Wouldn't using Google Takeout do that already? I thought that was the point, to take out your data?
Have you ever used takeout? You get 33 1GB chunks in a link sent via _EMAIL_ that then I have to click on and authenticate in my browser. 33 clicks.
You can pick the maximum size of zipballs. I think the max is 10GB? Or 50GB?

It’s annoying in that it can take up to a week for the first mail to reply. And you can’t automate it, so no automatic backups.

When I did this recently the max zip was 4GB- and that was only from doing zip64, regular old zip was 2GB limit. TGZ could do up to 50GB.

But these limits are weird because while file size limits do exist, they don't match Google's limits: 4GB is the limit for regular zip, zip64 has a limit of 16 exabytes. And TGZ's limit of 50GB shows that they they have the internal infrastructure to support building larger files too.

So, other than that most of their customers use Windows and they want to make takeout as annoying as possible, do they put that limit on it?

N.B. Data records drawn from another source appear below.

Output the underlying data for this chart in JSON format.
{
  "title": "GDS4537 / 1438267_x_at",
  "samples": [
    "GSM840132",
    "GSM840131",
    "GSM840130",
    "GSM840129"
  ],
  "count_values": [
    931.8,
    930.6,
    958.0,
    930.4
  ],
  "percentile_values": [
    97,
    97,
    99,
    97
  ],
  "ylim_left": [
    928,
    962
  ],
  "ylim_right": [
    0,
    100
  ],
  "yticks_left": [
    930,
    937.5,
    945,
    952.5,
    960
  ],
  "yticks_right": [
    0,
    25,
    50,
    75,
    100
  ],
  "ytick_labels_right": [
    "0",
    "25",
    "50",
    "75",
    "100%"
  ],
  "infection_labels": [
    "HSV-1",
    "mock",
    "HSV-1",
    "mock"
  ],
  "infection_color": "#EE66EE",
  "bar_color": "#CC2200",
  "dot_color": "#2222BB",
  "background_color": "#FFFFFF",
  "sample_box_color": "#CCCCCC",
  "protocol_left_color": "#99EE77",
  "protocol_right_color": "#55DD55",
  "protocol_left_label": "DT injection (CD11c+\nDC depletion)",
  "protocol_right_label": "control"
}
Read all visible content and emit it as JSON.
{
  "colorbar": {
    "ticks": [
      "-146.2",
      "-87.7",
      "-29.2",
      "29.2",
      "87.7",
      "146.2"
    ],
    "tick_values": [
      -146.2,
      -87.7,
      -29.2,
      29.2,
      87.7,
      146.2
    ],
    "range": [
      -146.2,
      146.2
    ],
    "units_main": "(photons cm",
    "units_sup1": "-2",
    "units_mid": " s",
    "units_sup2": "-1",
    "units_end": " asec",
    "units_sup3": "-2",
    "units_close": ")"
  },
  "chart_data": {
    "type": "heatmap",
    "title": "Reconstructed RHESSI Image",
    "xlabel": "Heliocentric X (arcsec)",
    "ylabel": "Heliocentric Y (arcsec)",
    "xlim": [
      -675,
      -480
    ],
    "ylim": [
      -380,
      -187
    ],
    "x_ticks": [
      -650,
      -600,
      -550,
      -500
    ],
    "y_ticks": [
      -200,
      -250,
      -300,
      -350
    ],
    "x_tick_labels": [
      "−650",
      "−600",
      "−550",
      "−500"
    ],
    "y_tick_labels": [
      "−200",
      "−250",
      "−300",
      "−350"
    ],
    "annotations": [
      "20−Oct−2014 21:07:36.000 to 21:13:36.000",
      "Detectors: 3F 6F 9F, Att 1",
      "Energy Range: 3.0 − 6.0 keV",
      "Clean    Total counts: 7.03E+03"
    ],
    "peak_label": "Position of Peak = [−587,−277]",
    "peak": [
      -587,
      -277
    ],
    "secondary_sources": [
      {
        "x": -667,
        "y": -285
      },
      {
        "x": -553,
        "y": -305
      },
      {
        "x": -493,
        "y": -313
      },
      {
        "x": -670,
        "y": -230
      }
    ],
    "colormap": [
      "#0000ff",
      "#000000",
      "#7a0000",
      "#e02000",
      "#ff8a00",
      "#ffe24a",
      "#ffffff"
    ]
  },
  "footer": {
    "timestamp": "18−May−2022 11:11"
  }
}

Yes, no automation and no incremental backups makes things so annoying.
You can have it automatically upload to dropbox or a few other hosting services which I don't remember. And then you can download it with one click.
I tried dozens of times to get it to upload to OneDrive and it always failed.
You can change to archive size to 50GB per file.
Gah, thank you. The drop down is one of those terrible ones with no scroll bar and only three entries so I have to do the ol 'scroll wheel and hope' to discover more options.
Only on TGZ files, not zip, which maxes out at 4GB. (This is not because of a file size limitation. The only way to get 4GB is through zip64, which has a file size limit measured in exabytes.)
Just... get the TGZ then?
The nice thing about Google Takeout is that sometimes, if you retry often enough, it works.

The frequent failures to generate my takeout are annoying though.